Article Text
Abstract
Objectives Purpose While it is well known that endoplasmic reticulum stress (ERS) plays an important role in myocardial ischaemia/reperfusion (I/R) injury and inhibition of ERS leads to cardioprotection against I/R injury, the precise mechanism by which inhibition of ERS induces cardioprotection remains unclear. Inhibition of mitochondrial permeability transition pore (mPTP) opening is critical for the prevention of reperfusion injury and that ERS is implicated in the mechanism underlying reperfusion injury and induces mitochondrial stress. The purpose of this study was to determine if inhibition of ERS can prevent the mPTP opening and to explore the signalling mechanism whereby ERS inhibition leads to the protection against the mPTP opening.
Methods All experiments were conducted using H9c2 cells. First, we tested if TUDCA, an inhibitor of ERS, could modulate the mPTP opening. To detect the mPTP opening, cells were loaded with the mitochondrial specific fluorescent dye TMRE and imaged with confocal microscopy. After treatments with TUDCA at different concentrations, cells were exposed to 800 µm H2O2 to induce the mPTP opening. To determine the roles of the PI3K/Akt and PKG pathways in the action of TUDCA, cells were treated with the PI3K inhibitor LY294002 and the PKG inhibitor KT5823 prior to the application of TUDCA. To define the signalling mechanism responsible for the protective effect of TUDCA, phosphorylation status of Akt, VASP, and GSK-3β were measured with Western blotting. Finally, to corroborate the protective effect of TUDCA, subcellular structures and cell viability were detected with transmission electron microscopy (TEM) and flow cytometry, respectively.
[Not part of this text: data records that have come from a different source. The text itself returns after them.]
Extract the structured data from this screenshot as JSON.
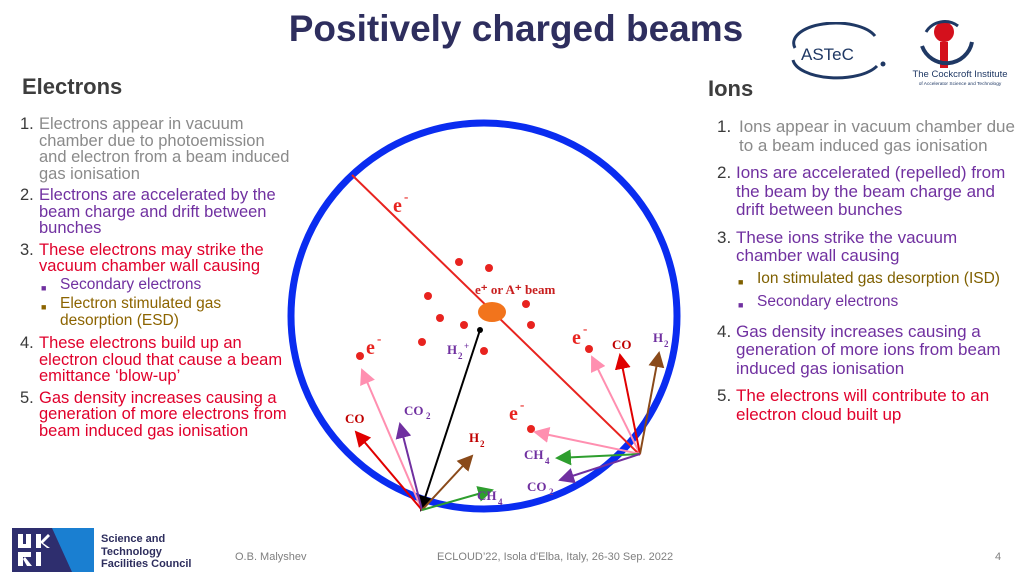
{
  "title": "Positively charged beams",
  "logos": {
    "astec": "ASTeC",
    "cockcroft_name": "The Cockcroft Institute",
    "cockcroft_sub": "of Accelerator Science and Technology",
    "stfc_line1": "Science and",
    "stfc_line2": "Technology",
    "stfc_line3": "Facilities Council"
  },
  "electrons": {
    "heading": "Electrons",
    "items": [
      {
        "num": "1.",
        "text": "Electrons appear in vacuum chamber due to photoemission and  electron from a beam induced gas ionisation"
      },
      {
        "num": "2.",
        "text": "Electrons are accelerated by the beam charge and drift between bunches"
      },
      {
        "num": "3.",
        "text": "These electrons may strike the vacuum chamber wall causing"
      },
      {
        "num": "4.",
        "text": "These electrons build up an electron cloud that cause a beam emittance ‘blow-up’"
      },
      {
        "num": "5.",
        "text": "Gas density increases causing a generation of more electrons from beam induced gas ionisation"
      }
    ],
    "sub_items": [
      "Secondary electrons",
      "Electron stimulated gas desorption (ESD)"
    ]
  },
  "ions": {
    "heading": "Ions",
    "items": [
      {
        "num": "1.",
        "text": "Ions appear in vacuum chamber due to a beam induced gas ionisation"
      },
      {
        "num": "2.",
        "text": "Ions are accelerated (repelled) from the beam by the beam charge and drift between bunches"
      },
      {
        "num": "3.",
        "text": "These ions strike the vacuum chamber wall causing"
      },
      {
        "num": "4.",
        "text": "Gas density increases causing a generation of more ions from beam induced gas ionisation"
      },
      {
        "num": "5.",
        "text": "The electrons will contribute to an electron cloud built up"
      }
    ],
    "sub_items": [
      "Ion stimulated gas desorption (ISD)",
      "Secondary electrons"
    ]
  },
  "diagram": {
    "beam_label": "e⁺ or A⁺ beam",
    "electron": "e",
    "minus": "-",
    "plus": "+",
    "h2_ion": "H",
    "species": {
      "co": "CO",
      "co2": "CO",
      "h2": "H",
      "ch4": "CH",
      "sub2": "2",
      "sub4": "4"
    }
  },
  "footer": {
    "author": "O.B. Malyshev",
    "conference": "ECLOUD’22, Isola d'Elba, Italy, 26-30 Sep. 2022",
    "page": "4"
  }
}
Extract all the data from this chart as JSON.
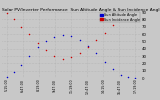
{
  "title": "Solar PV/Inverter Performance  Sun Altitude Angle & Sun Incidence Angle on PV Panels",
  "legend_labels": [
    "Sun Altitude Angle",
    "Sun Incidence Angle"
  ],
  "legend_colors": [
    "#0000cc",
    "#cc0000"
  ],
  "background_color": "#c8c8c8",
  "plot_bg_color": "#c8c8c8",
  "grid_color": "#aaaaaa",
  "ymin": 0,
  "ymax": 90,
  "ytick_values": [
    90,
    80,
    70,
    60,
    50,
    40,
    30,
    20,
    10,
    0
  ],
  "title_fontsize": 3.2,
  "tick_fontsize": 2.8,
  "legend_fontsize": 2.5,
  "sun_altitude_x": [
    0.04,
    0.09,
    0.14,
    0.2,
    0.26,
    0.32,
    0.38,
    0.44,
    0.5,
    0.56,
    0.62,
    0.68,
    0.74,
    0.8,
    0.86,
    0.91,
    0.96
  ],
  "sun_altitude_y": [
    2,
    8,
    18,
    30,
    42,
    50,
    56,
    58,
    57,
    52,
    44,
    34,
    22,
    12,
    4,
    1,
    0
  ],
  "sun_incidence_x": [
    0.04,
    0.09,
    0.14,
    0.2,
    0.26,
    0.32,
    0.38,
    0.44,
    0.5,
    0.56,
    0.62,
    0.68,
    0.74,
    0.8,
    0.86,
    0.91,
    0.96
  ],
  "sun_incidence_y": [
    88,
    80,
    70,
    60,
    48,
    38,
    30,
    26,
    28,
    34,
    42,
    52,
    62,
    72,
    80,
    86,
    90
  ],
  "xtick_labels": [
    "5:15:00",
    "6:47:00",
    "8:19:00",
    "9:47:00",
    "11:19:00",
    "12:47:00",
    "14:15:00",
    "15:47:00",
    "17:19:00"
  ],
  "xtick_positions": [
    0.04,
    0.155,
    0.27,
    0.385,
    0.5,
    0.615,
    0.73,
    0.845,
    0.96
  ]
}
Results (1) Exposure of cells to 800 µM H2O2 for 20 min caused a marked decrease in TMRE fluorescence, indicating mPTP opening by oxidative stress. Compared to the control, 20, 30, and 40 µM TUDCA prevented the loss of TMRE fluorescence (63.2±4.8%, 75.3±2.7%, 63.6±2.4%), pointing to that inhibition of ERS leads to the prevention of mPTP opening.
(2) The effect of TUDCA on TMRE fluorescence was inhibited by LY294002 and KT5823 (fluorescence intensity decreased to 60.7±4.6% and 53.2±4.2%), implying that the PI3K/Akt and PKG signalling pathways may mediate the action of TUDCA.
(3) TUDCA at different concentrations significantly increased GSK-3β phosphorylation at Ser9 with the pick at 30 µM (285.6±9.9%). The expression level of ERS marker GRP78 was also most prominent with 30 µM TUDCA (37.3±5.7%).
(4) TUDCA-induced increases in Akt and GSK-3β phosphorylation were inhibited by LY294002 (63.6±3.7%, 84.1±3.5%), whereas KT5823 could suppress phosphorylation of VASP and GSK-3β by TUDCA (50.6±4.0%, 78.7±3.9%).
(5) Experiments with TEM revealed that TUDCA prevented H2O2-induced swelling of ER and mitochondrial damages.
(6) Studies with flow cytometry showed that TUDCA given at reperfusion but not during ischaemia improved cell viability in cells subjected to ischaemia followed by reperfusion.
Conclusions (1) Inhibition of ERS leads to the prevention of mPTP opening and reperfusion injury.
(2) Inhibition of ERS results in the modulation of mPTP opening through inactivation of GSK-3β.
(3) The PI3K/Akt and PKG pathways may mediate inactivation of GSK-3β.